Ne pouvant vaincre le désintéressement obstiné de son serviteur et lui faire rien accepter de ces dépouilles, Morton résolut de profiter de la première occasion pour rendre à lord Evandale, s’il vivait encore, ce qui lui appartenait : et, en attendant, il n’hésita pas à user de ce que Cuddie avait pris, seulement pour changer de linge et se servir de quelques objets utiles et de peu de valeur que renfermait le porte-manteau.
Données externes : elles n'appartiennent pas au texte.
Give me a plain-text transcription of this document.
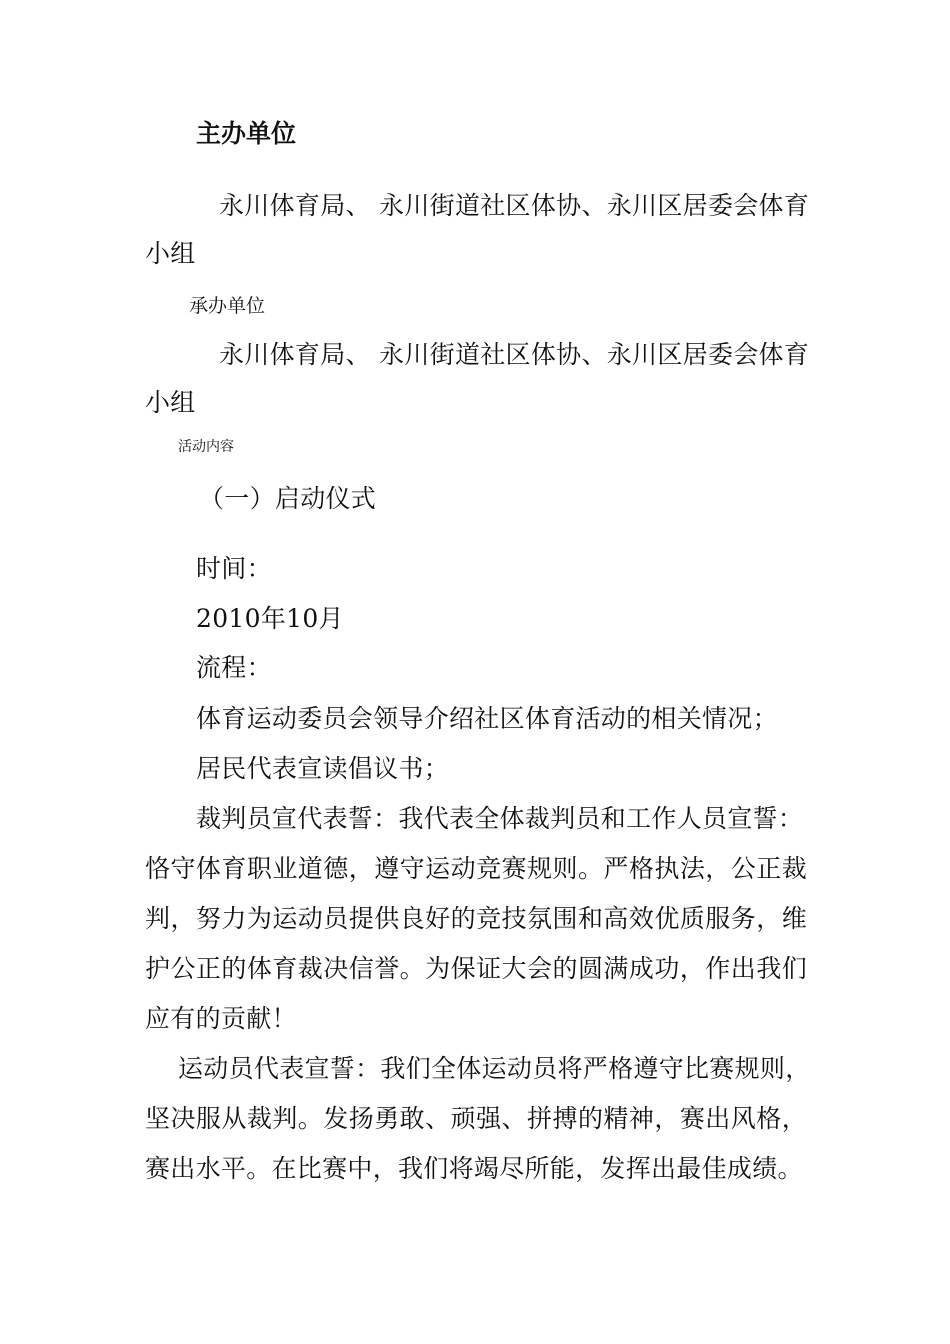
主办单位
永川体育局、 永川街道社区体协、永川区居委会体育
小组
承办单位
永川体育局、 永川街道社区体协、永川区居委会体育
小组
活动内容
（一）启动仪式
时间：
2010年10月
流程：
体育运动委员会领导介绍社区体育活动的相关情况；
居民代表宣读倡议书；
裁判员宣代表誓：我代表全体裁判员和工作人员宣誓：
恪守体育职业道德，遵守运动竞赛规则。严格执法，公正裁
判，努力为运动员提供良好的竞技氛围和高效优质服务，维
护公正的体育裁决信誉。为保证大会的圆满成功，作出我们
应有的贡献！
运动员代表宣誓：我们全体运动员将严格遵守比赛规则，
坚决服从裁判。发扬勇敢、顽强、拼搏的精神，赛出风格，
赛出水平。在比赛中，我们将竭尽所能，发挥出最佳成绩。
Il regarda ensuite les papiers qui se trouvaient dans le portefeuille de Bothwell. Ils étaient de plusieurs espèces. Il y avait le contrôle de ses soldats, avec les noms de ceux qui étaient en congé ; des mémoires de tavernes, une liste de suspects à poursuivre et à mettre à l’amende, avec la copie d’un mandat du conseil privé pour arrêter certaines personnes de distinction qui y étaient désignées. Morton trouva aussi une ou deux commissions que Bothwell avait reçues à différentes époques, et des certificats de ses services en pays étrangers, où l’on faisait le plus grand éloge de son courage et de ses talents militaires. Mais la pièce la plus remarquable était un tableau fort détaillé de sa généalogie, avec renvois à des documents qui en justifiaient l’authenticité ; il était accompagné d’une liste des vastes domaines confisqués sur les comtes de Bothwell, avec les noms des courtisans et seigneurs auxquels le roi Jacques VI les avait donnés et dont les descendants en étaient encore possesseurs ; au-dessous de cette liste était écrite en lettres rouges, de la main de Bothwell : Haud immemor, F. S. C. B., initiales qui signifiaient, sans doute, François Stuart, comte de Bothwell. Avec les documents qui peignaient si bien le caractère et les sentiments du propriétaire, il y en avait d’autres qui le montraient sous un tout autre jour que ne l’ont vu jusqu’ici nos lecteurs.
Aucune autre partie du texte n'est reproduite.